Reinforcement Learning based Control
of a Race Car

I left some information to keep the title in an accessible length. This was my term project at the Formula Student team of my university. Currently their driverless car is controlled by a polynomial trajectory planning system. The experiment is to see if a reinforcement learning (RL) trained neural network can control the car with better performance than the current system. For this purpose a simulator and a RL training system was created last year. The outcome of nine months of work is a simplified and functioning training system. It produced a policy that finishes a specific track in every fifth run. An illustration of the driven trajectory can be seen below.

Major developments are:

The introduction of the Ray RLlib framework to replace the hand-implemented algorithm. RL training systems generally consists of an environment (represented by a simulator) and the actual RL algorithm. By adhereing to a defined interface, one can easily use the same algorithm implementation for different environments. The framework simplifies the project and lowers the risk of implementation errors in the RL algorithm significantly.
The input change from distance rays distributed over the field of view to the direct localized coordinates of the next ten cones on each side. The images below illustrates both concepts. The right image shows a plot of the next twenty cones in the field of view of the agent and how their coordintes are localized around the car.
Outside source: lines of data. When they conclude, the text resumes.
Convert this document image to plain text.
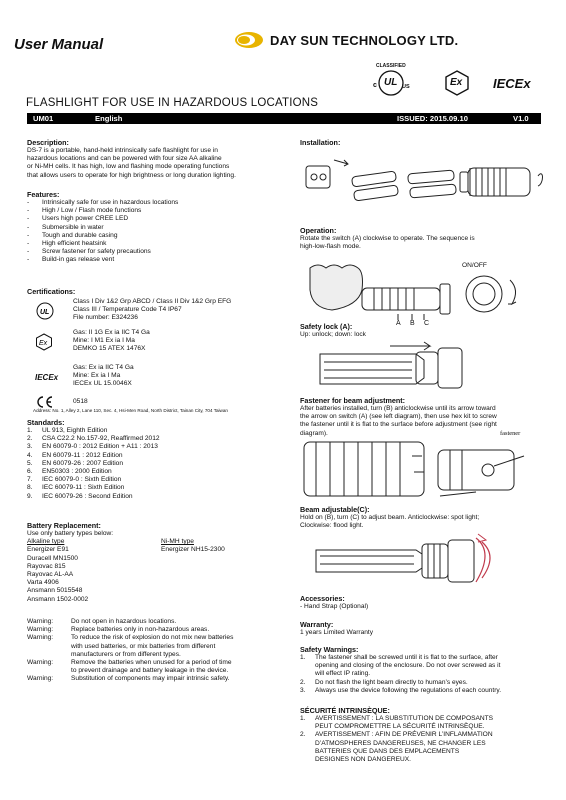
User Manual	DAY SUN TECHNOLOGY LTD.
CLASSIFIED
c UL US	Ex IECEx
FLASHLIGHT FOR USE IN HAZARDOUS LOCATIONS
UM01	English	ISSUED: 2015.09.10	V1.0
Description:
DS-7 is a portable, hand-held intrinsically safe flashlight for use in
hazardous locations and can be powered with four size AA alkaline
or Ni-MH cells. It has high, low and flashing mode operating functions
that allows users to operate for high brightness or long duration lighting.
Features:
- Intrinsically safe for use in hazardous locations
- High / Low / Flash mode functions
- Users high power CREE LED
- Submersible in water
- Tough and durable casing
- High efficient heatsink
- Screw fastener for safety precautions
- Build-in gas release vent
Certifications:
UL
Class I Div 1&2 Grp ABCD / Class II Div 1&2 Grp EFG
Class III / Temperature Code T4 IP67
File number: E324236
Ex
Gas: II 1G Ex ia IIC T4 Ga
Mine: I M1 Ex ia I Ma
DEMKO 15 ATEX 1476X
IECEx
Gas: Ex ia IIC T4 Ga
Mine: Ex ia I Ma
IECEx UL 15.0046X
0518
Address: No. 1, Alley 2, Lane 110, Sec. 4, Hsi-Men Road, North District, Tainan City, 704 Taiwan
Standards:
1.	UL 913, Eighth Edition
2.	CSA C22.2 No.157-92, Reaffirmed 2012
3.	EN 60079-0 : 2012 Edition + A11 : 2013
4.	EN 60079-11 : 2012 Edition
5.	EN 60079-26 : 2007 Edition
6.	EN50303 : 2000 Edition
7.	IEC 60079-0 : Sixth Edition
8.	IEC 60079-11 : Sixth Edition
9.	IEC 60079-26 : Second Edition
Battery Replacement:
Use only battery types below:
Alkaline type
Energizer E91
Duracell MN1500
Rayovac 815
Rayovac AL-AA
Varta 4906
Ansmann 5015548
Ansmann 1502-0002
Ni-MH type
Energizer NH15-2300
Warning:	Do not open in hazardous locations.
Warning:	Replace batteries only in non-hazardous areas.
Warning:	To reduce the risk of explosion do not mix new batteries
with used batteries, or mix batteries from different
manufacturers or from different types.
Warning:	Remove the batteries when unused for a period of time
to prevent drainage and battery leakage in the device.
Warning:	Substitution of components may impair intrinsic safety.
Installation:
Operation:
Rotate the switch (A) clockwise to operate. The sequence is
high-low-flash mode.
ON/OFF
A B C
Safety lock (A):
Up: unlock; down: lock
Fastener for beam adjustment:
After batteries installed, turn (B) anticlockwise until its arrow toward
the arrow on switch (A) (see left diagram), then use hex kit to screw
the fastener until it is flat to the surface before adjustment (see right
diagram).	fastener
Beam adjustable(C):
Hold on (B), turn (C) to adjust beam. Anticlockwise: spot light;
Clockwise: flood light.
Accessories:
- Hand Strap (Optional)
Warranty:
1 years Limited Warranty
Safety Warnings:
1.	The fastener shall be screwed until it is flat to the surface, after
opening and closing of the enclosure. Do not over screwed as it
will effect IP rating.
2.	Do not flash the light beam directly to human’s eyes.
3.	Always use the device following the regulations of each country.
SÉCURITÉ INTRINSÈQUE:
1.	AVERTISSEMENT : LA SUBSTITUTION DE COMPOSANTS
PEUT COMPROMETTRE LA SÉCURITÉ INTRINSÈQUE.
2.	AVERTISSEMENT : AFIN DE PRÉVENIR L’INFLAMMATION
D’ATMOSPHERES DANGEREUSES, NE CHANGER LES
BATTERIES QUE DANS DES EMPLACEMENTS
DESIGNES NON DANGEREUX.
visual input comparison of the neural network inputs

The approach of starting many trainings with differently scaled reward function components. In the end, the component combination that provides the best training results is used. The training results change quickly with minimal changes in reward parameters. Going through all combinations manually is not practicable.
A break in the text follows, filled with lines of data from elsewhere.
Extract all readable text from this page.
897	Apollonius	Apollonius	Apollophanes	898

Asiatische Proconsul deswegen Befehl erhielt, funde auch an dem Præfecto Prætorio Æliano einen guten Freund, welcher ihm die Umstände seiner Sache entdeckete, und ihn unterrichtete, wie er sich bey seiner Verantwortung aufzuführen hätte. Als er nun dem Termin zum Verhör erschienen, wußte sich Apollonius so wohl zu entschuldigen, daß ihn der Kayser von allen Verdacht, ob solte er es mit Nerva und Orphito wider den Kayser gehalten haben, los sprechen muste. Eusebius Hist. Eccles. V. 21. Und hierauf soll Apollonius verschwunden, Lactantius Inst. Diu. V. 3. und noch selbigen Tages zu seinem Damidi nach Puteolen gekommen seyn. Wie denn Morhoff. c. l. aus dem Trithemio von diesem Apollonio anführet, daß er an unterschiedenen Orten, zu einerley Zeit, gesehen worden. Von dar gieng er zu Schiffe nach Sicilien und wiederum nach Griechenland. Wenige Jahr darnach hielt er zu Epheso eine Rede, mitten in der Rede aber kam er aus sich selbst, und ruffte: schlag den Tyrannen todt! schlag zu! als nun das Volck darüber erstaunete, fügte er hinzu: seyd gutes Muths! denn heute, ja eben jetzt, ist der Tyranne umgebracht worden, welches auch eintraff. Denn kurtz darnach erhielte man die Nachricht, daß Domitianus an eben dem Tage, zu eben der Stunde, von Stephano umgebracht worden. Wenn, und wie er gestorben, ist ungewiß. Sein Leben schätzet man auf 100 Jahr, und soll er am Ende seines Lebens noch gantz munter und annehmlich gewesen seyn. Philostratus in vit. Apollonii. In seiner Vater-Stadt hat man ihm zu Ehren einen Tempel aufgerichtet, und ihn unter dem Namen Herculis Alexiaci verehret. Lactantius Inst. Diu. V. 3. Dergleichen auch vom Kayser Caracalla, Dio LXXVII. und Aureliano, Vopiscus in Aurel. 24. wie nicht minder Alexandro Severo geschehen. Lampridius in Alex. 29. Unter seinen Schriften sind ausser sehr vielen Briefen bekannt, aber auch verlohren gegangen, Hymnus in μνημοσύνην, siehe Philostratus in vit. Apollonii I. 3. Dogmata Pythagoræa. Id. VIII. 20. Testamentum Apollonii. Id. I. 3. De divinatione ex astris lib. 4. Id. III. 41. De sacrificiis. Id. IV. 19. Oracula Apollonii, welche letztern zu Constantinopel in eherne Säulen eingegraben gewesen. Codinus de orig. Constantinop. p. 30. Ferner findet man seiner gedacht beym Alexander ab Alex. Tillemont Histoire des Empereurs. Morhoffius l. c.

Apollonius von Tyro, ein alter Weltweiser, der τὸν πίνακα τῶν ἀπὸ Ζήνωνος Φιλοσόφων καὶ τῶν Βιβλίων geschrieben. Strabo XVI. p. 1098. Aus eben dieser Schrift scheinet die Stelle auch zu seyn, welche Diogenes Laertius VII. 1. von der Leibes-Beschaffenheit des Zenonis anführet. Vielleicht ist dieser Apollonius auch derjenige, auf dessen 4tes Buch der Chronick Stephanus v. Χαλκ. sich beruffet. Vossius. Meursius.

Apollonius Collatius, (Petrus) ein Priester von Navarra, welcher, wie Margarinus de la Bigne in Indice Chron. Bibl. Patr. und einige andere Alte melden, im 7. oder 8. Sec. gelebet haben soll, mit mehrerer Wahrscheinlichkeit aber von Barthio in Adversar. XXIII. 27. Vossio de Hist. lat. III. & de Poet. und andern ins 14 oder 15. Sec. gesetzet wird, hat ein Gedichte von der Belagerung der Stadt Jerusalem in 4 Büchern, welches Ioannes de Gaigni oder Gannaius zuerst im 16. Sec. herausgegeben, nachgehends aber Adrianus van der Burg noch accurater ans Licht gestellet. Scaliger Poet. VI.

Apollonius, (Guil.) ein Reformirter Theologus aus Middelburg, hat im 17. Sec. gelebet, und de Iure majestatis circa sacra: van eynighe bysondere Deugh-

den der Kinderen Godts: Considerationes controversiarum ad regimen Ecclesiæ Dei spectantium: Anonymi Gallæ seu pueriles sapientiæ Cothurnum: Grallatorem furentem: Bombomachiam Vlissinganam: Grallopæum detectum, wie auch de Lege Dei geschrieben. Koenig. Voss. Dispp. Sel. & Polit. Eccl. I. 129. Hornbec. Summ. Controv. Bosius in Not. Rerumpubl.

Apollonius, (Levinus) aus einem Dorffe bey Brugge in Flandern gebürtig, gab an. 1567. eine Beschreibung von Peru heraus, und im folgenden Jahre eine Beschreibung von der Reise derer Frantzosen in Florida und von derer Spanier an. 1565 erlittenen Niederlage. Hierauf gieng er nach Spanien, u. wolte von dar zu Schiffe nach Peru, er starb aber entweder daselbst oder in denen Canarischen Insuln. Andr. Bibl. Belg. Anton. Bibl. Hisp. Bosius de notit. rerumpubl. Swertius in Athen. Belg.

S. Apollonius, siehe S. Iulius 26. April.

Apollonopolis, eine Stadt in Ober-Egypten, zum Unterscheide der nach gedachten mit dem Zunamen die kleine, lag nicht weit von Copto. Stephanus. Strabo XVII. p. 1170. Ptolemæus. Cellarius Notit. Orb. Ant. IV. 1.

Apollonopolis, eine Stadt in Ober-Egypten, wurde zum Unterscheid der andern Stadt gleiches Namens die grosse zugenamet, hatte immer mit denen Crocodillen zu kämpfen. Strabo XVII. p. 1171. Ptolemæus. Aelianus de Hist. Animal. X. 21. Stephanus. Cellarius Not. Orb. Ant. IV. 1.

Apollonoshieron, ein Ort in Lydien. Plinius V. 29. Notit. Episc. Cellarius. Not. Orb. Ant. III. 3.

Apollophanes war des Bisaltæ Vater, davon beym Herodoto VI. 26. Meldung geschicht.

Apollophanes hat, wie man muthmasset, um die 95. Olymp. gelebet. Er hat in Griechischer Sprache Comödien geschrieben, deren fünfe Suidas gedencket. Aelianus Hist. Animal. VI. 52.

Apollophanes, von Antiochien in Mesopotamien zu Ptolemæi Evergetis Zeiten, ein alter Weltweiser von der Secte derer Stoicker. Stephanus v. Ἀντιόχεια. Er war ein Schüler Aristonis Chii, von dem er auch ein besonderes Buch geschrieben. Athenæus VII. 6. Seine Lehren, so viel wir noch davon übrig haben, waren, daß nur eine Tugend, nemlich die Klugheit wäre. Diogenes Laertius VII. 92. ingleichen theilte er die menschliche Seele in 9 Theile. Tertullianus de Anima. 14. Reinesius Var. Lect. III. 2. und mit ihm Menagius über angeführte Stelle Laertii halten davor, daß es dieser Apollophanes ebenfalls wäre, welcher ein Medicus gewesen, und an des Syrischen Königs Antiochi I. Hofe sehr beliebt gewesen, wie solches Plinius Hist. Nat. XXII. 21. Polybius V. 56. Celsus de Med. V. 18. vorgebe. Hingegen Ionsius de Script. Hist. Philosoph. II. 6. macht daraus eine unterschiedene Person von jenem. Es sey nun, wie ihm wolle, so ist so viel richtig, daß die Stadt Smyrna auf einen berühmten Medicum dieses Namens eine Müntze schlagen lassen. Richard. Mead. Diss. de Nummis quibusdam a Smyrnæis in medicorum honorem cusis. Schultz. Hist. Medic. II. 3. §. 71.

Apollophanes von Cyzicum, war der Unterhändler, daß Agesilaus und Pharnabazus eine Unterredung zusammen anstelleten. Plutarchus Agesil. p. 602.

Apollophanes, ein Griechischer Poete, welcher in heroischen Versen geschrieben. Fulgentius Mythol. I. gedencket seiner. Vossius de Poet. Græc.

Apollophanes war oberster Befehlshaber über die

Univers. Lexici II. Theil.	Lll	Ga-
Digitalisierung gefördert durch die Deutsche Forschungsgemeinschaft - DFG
The basically driving agent proved the concept that a neural network can learn to control the car from the given cone positions. The result also gives clear evidence that it is worth to continue working on the project.
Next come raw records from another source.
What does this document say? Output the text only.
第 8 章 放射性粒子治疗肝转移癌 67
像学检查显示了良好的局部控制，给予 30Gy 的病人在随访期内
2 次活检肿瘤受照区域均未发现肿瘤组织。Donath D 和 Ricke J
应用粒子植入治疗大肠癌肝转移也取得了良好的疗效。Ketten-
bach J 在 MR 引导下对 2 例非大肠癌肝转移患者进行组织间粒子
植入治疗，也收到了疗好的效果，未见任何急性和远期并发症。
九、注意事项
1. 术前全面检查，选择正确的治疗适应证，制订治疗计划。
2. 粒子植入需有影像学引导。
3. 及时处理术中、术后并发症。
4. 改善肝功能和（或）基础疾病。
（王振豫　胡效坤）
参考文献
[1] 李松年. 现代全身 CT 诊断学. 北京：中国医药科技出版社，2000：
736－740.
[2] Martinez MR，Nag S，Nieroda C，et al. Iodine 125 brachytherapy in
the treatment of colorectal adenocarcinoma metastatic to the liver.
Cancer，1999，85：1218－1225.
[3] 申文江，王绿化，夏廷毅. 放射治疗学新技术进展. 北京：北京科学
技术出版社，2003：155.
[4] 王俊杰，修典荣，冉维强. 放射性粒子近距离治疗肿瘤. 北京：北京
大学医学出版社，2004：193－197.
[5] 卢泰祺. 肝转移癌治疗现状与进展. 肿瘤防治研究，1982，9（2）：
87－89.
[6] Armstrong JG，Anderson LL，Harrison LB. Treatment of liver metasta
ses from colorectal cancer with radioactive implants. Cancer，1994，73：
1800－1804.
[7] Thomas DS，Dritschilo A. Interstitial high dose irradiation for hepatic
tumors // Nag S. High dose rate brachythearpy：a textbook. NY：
With the current state of the project, it was not beneficial to compare the performance to the conventional system. As can be seen on the image above, the agent starts to drive ideal trajectories. But the distribution densitiy of the red plots shows that the agent often stops briefly and then accelerates fully again. 
Nevertheless, for the goal of a better driving and generalizing neural network, the most important milestones have been identified. These include generating more training and test tracks, and further fine-tuning the reward function for the training with an optimized parameter evaluation script.

If you are interested in the details, take a look at my term project paper:

Term Project Paper

These are my personal lessons from the project besides the technical aspects:

Undergoing the pain of a bad documentation is probably the biggest lesson for most of the students that take over projects - if they care, they will focus especially on a good documentation.
In a team, if you work in your own speed as quick as you can, you dont leverage the benefit of having mates, and in the longterm you probably bust the project.
Always ask the question what is currently the most important problem to solve to reach the goal. Do not run into pet projects just to show off "progress".
My view of a good engineer changed from "mere" finding elegant solutions to: as an engineer your work is only as good as the documentation you provide to it. The work is only good when it is supposed to be build on it.
If the project is difficult and complex, clarify your motivation and simplify the system (frameworks, cut out unnecessary modules).